We had friends over for the Third of July, and I ate like I’d
never heard the word “diet.” In fact, I
specifically asked friends to bring foods that weren’t healthy. All tied to emotions. All tied to being the fat girl in high
school, the girl who had to plan an event she didn’t even want to be at, the
girl who wanted to drown her sorrows in the company of good friends and good
food.
Hot on the tails of the Fourth, we went to Chicago for a
conference. And let me tell you, Chicago
is one hell of a town to go on a food bender in. We ate some of the best meals we’ve ever eaten
in our lives. I drank booze out of quart
glasses. Our last meal in town had seven
courses. But we walked. Constantly.
Our hotel was incredibly inconvenient to anything. And the first day alone my pedometer marked
13 miles. In flip flops. When I told fellow conference attendees the
places we’d walked to, more than one said “but you’re not supposed to walk
there. That’s what cabs are for.”
We came home from Chicago and Matt went right into the
hospital. I took over cooking while he
was sick, and I’m the queen of comfort food.

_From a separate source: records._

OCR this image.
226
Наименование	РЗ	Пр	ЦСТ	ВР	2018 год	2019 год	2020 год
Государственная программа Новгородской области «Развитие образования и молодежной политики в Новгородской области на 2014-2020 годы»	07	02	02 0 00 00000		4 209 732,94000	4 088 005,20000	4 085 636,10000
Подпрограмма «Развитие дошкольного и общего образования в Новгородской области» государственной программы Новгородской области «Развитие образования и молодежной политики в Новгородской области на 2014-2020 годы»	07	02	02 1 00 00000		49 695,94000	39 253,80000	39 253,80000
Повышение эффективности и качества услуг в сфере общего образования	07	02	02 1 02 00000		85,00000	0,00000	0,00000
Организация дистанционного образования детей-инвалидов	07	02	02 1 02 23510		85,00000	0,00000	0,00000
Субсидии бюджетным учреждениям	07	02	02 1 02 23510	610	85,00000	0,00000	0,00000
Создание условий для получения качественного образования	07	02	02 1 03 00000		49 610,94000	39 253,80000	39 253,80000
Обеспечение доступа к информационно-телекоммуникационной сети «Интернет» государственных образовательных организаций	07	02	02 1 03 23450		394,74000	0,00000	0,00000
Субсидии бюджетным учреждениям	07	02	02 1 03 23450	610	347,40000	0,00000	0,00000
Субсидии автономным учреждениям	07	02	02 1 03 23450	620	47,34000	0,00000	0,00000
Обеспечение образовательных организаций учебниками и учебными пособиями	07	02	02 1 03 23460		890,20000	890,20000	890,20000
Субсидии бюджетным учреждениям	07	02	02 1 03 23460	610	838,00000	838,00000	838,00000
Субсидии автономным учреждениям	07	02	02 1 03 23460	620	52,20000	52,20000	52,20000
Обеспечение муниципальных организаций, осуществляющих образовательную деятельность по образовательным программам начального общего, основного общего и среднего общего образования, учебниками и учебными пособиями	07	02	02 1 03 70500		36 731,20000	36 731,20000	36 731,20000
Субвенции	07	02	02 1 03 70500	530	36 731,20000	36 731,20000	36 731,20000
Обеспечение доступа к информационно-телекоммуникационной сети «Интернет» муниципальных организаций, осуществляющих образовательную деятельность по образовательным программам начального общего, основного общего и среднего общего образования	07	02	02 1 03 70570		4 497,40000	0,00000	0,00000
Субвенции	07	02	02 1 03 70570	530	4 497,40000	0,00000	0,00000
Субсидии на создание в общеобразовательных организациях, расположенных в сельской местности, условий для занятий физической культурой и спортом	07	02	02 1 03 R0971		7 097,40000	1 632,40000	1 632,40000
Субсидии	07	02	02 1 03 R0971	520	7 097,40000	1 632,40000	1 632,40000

Cinnamon rolls for breakfast, sandwiches on fresh bread for lunch. Whatever he wanted to feel better, I made. He wanted Burger King on the way home from the
hospital, and he got it. And now, it’s
the end of July, and as I sat down last night after a heated and stressful neighborhood
council meeting, I ate a handful of homemade oatmeal cookies and acknowledged a
few things about myself.
1)
I am always going to be an emotional eater. What I need to do is to acknowledge that, and
balance it with exercise or something else, to not let me gain weight back that
I’ve worked so hard to lose.
2)
I can’t beat myself up about my relationship
with food. I’m the only one judging. I’m the only one I’m disappointing. I’m the only one who set unobtainable goals
without room for error. And I’m the only
one who can fix it.
3)
Considering how much we’ve eaten in the past two
months, I think I’m on my way to understanding what it will be like to “maintain”

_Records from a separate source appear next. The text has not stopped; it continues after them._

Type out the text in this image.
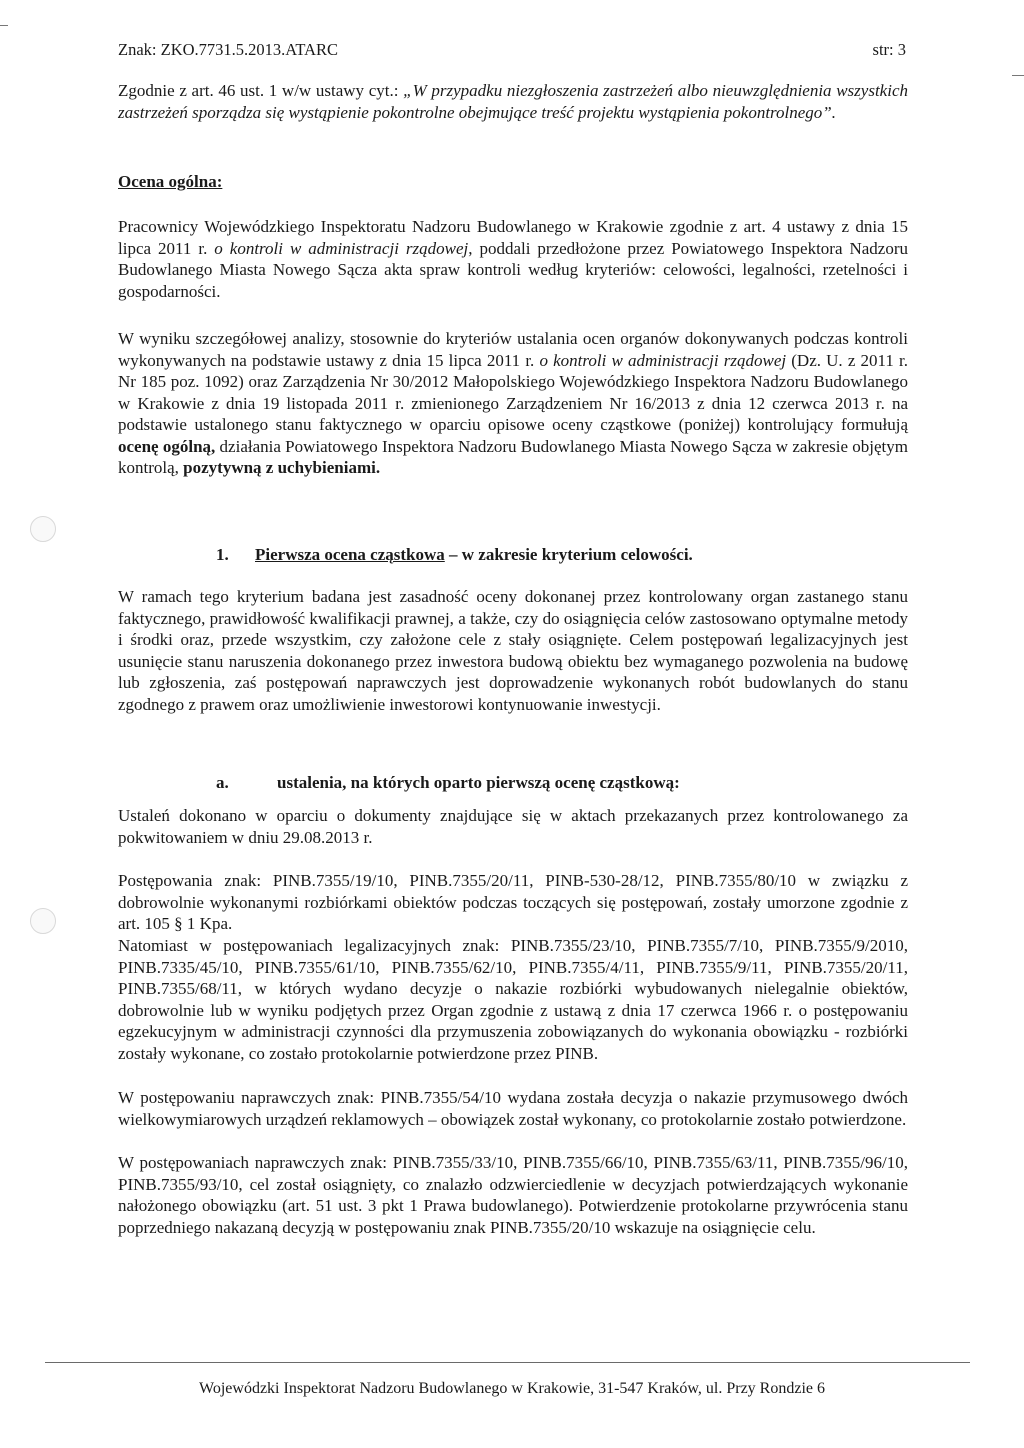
Znak: ZKO.7731.5.2013.ATARC	str: 3
Zgodnie z art. 46 ust. 1 w/w ustawy cyt.: „W przypadku niezgłoszenia zastrzeżeń albo nieuwzględnienia wszystkich zastrzeżeń sporządza się wystąpienie pokontrolne obejmujące treść projektu wystąpienia pokontrolnego”.
Ocena ogólna:
Pracownicy Wojewódzkiego Inspektoratu Nadzoru Budowlanego w Krakowie zgodnie z art. 4 ustawy z dnia 15 lipca 2011 r. o kontroli w administracji rządowej, poddali przedłożone przez Powiatowego Inspektora Nadzoru Budowlanego Miasta Nowego Sącza akta spraw kontroli według kryteriów: celowości, legalności, rzetelności i gospodarności.
W wyniku szczegółowej analizy, stosownie do kryteriów ustalania ocen organów dokonywanych podczas kontroli wykonywanych na podstawie ustawy z dnia 15 lipca 2011 r. o kontroli w administracji rządowej (Dz. U. z 2011 r. Nr 185 poz. 1092) oraz Zarządzenia Nr 30/2012 Małopolskiego Wojewódzkiego Inspektora Nadzoru Budowlanego w Krakowie z dnia 19 listopada 2011 r. zmienionego Zarządzeniem Nr 16/2013 z dnia 12 czerwca 2013 r. na podstawie ustalonego stanu faktycznego w oparciu opisowe oceny cząstkowe (poniżej) kontrolujący formułują ocenę ogólną, działania Powiatowego Inspektora Nadzoru Budowlanego Miasta Nowego Sącza w zakresie objętym kontrolą, pozytywną z uchybieniami.
1. Pierwsza ocena cząstkowa – w zakresie kryterium celowości.
W ramach tego kryterium badana jest zasadność oceny dokonanej przez kontrolowany organ zastanego stanu faktycznego, prawidłowość kwalifikacji prawnej, a także, czy do osiągnięcia celów zastosowano optymalne metody i środki oraz, przede wszystkim, czy założone cele z stały osiągnięte. Celem postępowań legalizacyjnych jest usunięcie stanu naruszenia dokonanego przez inwestora budową obiektu bez wymaganego pozwolenia na budowę lub zgłoszenia, zaś postępowań naprawczych jest doprowadzenie wykonanych robót budowlanych do stanu zgodnego z prawem oraz umożliwienie inwestorowi kontynuowanie inwestycji.
a.	ustalenia, na których oparto pierwszą ocenę cząstkową:
Ustaleń dokonano w oparciu o dokumenty znajdujące się w aktach przekazanych przez kontrolowanego za pokwitowaniem w dniu 29.08.2013 r.
Postępowania znak: PINB.7355/19/10, PINB.7355/20/11, PINB-530-28/12, PINB.7355/80/10 w związku z dobrowolnie wykonanymi rozbiórkami obiektów podczas toczących się postępowań, zostały umorzone zgodnie z art. 105 § 1 Kpa.
Natomiast w postępowaniach legalizacyjnych znak: PINB.7355/23/10, PINB.7355/7/10, PINB.7355/9/2010, PINB.7335/45/10, PINB.7355/61/10, PINB.7355/62/10, PINB.7355/4/11, PINB.7355/9/11, PINB.7355/20/11, PINB.7355/68/11, w których wydano decyzje o nakazie rozbiórki wybudowanych nielegalnie obiektów, dobrowolnie lub w wyniku podjętych przez Organ zgodnie z ustawą z dnia 17 czerwca 1966 r. o postępowaniu egzekucyjnym w administracji czynności dla przymuszenia zobowiązanych do wykonania obowiązku - rozbiórki zostały wykonane, co zostało protokolarnie potwierdzone przez PINB.
W postępowaniu naprawczych znak: PINB.7355/54/10 wydana została decyzja o nakazie przymusowego dwóch wielkowymiarowych urządzeń reklamowych – obowiązek został wykonany, co protokolarnie zostało potwierdzone.
W postępowaniach naprawczych znak: PINB.7355/33/10, PINB.7355/66/10, PINB.7355/63/11, PINB.7355/96/10, PINB.7355/93/10, cel został osiągnięty, co znalazło odzwierciedlenie w decyzjach potwierdzających wykonanie nałożonego obowiązku (art. 51 ust. 3 pkt 1 Prawa budowlanego). Potwierdzenie protokolarne przywrócenia stanu poprzedniego nakazaną decyzją w postępowaniu znak PINB.7355/20/10 wskazuje na osiągnięcie celu.
Wojewódzki Inspektorat Nadzoru Budowlanego w Krakowie, 31-547 Kraków, ul. Przy Rondzie 6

after I finally reach my goal weight.
That’s been a pretty big fear of mine, given that I’ve done this in the
past and gained it all back, so that’s a good thing.
4)
It’s time to forgive myself. I have two more emotional hurdles to get
through in the near future, but looking at my calendar, once I survive to
mid-August, the rest of the year is smooth sailing. I have given myself permission to eat what I
need to in order to stay sane until then, and then I will re-dedicate myself to
weight loss and exercise. FORGIVE,
ACCEPT, LET GO.
5)
It’s also time to congratulate myself. Regardless of how stressful the past two
months have been, I’ve still lost (and kept off) forty pounds this year. It might not be the amount I wanted to based
on my irrational goals, but it’s still pretty damn good.